I am just wondering if there are any usefuls tools out there that allow me to exploit the Instruction-Level-Parallelism in some algorithms. More specifically, I have a subset of
First, both the compiler and the CPU itself already aggressively reorder instructions to exploit ILP as well as possible. Most likely, they're doing a better job of it than you'd ever be able to.
However, there are a few areas where a human can aid the process.
The compiler is typically very conservative about reordering floating-point computations, because it might slightly change the result. So for example assuming this code:
float f, g, h, i;
float j = f + g + h + i;
you'll likely get zero ILP because the code you've written is evaluated as ((f + g) + h) + i
: the result of the first addition is used as an operand for the next, the result of which is used as an operand in the final addition. No two additions can execute in parallel.
If you instead write it as float j = (f + g) + (h + i)
, the CPU is able to execute f+g
and h+i
in parallel. They don't depend on each others.
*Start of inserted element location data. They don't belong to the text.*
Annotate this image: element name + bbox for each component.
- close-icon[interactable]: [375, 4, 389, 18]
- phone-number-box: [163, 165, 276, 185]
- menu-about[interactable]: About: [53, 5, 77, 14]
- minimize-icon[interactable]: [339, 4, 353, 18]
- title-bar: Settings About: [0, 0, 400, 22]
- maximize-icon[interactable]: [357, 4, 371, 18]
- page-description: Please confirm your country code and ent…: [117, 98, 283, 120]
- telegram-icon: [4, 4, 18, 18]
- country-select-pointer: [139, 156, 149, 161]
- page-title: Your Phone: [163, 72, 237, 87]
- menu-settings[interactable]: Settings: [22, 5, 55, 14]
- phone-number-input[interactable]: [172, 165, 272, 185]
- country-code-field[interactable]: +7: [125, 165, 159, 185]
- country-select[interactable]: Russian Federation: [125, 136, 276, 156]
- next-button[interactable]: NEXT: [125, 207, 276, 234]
In general, the thing preventing ILP is dependencies. Sometimes they're direct dependencies between arithmetic instructions as above, and sometimes they're store/load dependencies.
Loads and stores take a long time to execute compared to in-register operations, and operations that depend on these will have to wait until the load/store operation finished.
So storing data in temporaries which the compiler can cache in registers can sometimes be used to avoid memory accesses. Likewise, starting loads as soon as possible helps too, to avoid their latency from blocking the following operations.
The best technique is really to look closely at your code, and work out the dependency chains. Each sequence of operations where each one depends on the result of the previous is a chain of dependencies that can never be executed in parallel. Can this chain be broken up in some way? Perhaps by storing a value in a temporary, or perhaps by recomputing a value instead of waiting for the cached version to be loaded from memory. Perhaps just by placing a few parentheses as in the original floating-point example.
When there are no dependencies, the CPU will schedule operations to execute in parallel. So all you need to do to exploit ILP is to break up long dependency chains.
Of course, that's easier said than done... :)
But if you spend some time with a profiler, and study the assembly output from the compiler, you can sometimes get an impressive speedup from manually optimizing your code to better exploit ILP.
Do you have reason to believe that the compiler is doing a poor job of uncovering ILP? If you work on the algorithm level normally the focus should be on data parallellism and higher-order optimizations. Optimizing for ILP would be the absolutely last step and is totally tied to how the compiler works. In general, if you can eliminate false data dependencies a decent compiler should do the rest for you.
Something like Acumems SlowSpotter may be a help (unless you really need to hand-optimize for ILP in which case I don't know of a good tool unless the compiler can spit out a good optimization report for you, IIRC the Cray and SGI MIPS compilers could produce reports like that.).
If I read you correctly, you are not interested in SIMD or threads, just getting optimal ordering of normal CPU instructions.
The first thing to check is if your compiler is targeting the correct CPU subtype. The compiler will usually reorder instructions to reduce dependencies from one instruction to another, but it is vital for the compiler to know specifically which version of the CPU you're targeting. (specifically older GCC sometimes fails to detect recent CPUs and then optimizes for i386).
Second thing you can do is checking your compiler inlining decisions (by looking at the assembler). Inlining small functions in algorithms can increase the code size but will improve the amount of opportunity for the compiler to optimize, as multiple calculations can be done in paralell. I often resort to forced inlining.
Lastly, for intel cpu's, Intel's own C++ compiler claims to be best at this. They also have the vTune profiler that specifically can report efficient use of the ALU's in your program's hotspots.
The previous answers are good. In addition, there is much to learn at Intel's site, and if you have a budget then Intel's tools would be worth looking at.
Intel's articles on Optimization
The problem is that deciding whether an instruction will be executed in parallel is quite difficult considering how many different processor types there are. A good understanding of the CPU architecture you are targeting will give you a good starting point for doing this sort of work. No software will beat a human mind with the right knowledge.
In general though so much work is done by the compiler and things like Out-of-order execution engines that this tries to get abstracted as much away from you as possible. You will find even by understanding this fully its unlikely you'll get more than a few percent speed improvement.
If you want to see serious speed improvements you are far better off re-writing the algorithm to take advantage of multiple processors and available SIMD operations. You can see serious speed improvements using SIMD alone and this is especially so for a lot of "multimedia algorithms" that can process multiple elements of the data simultaneously.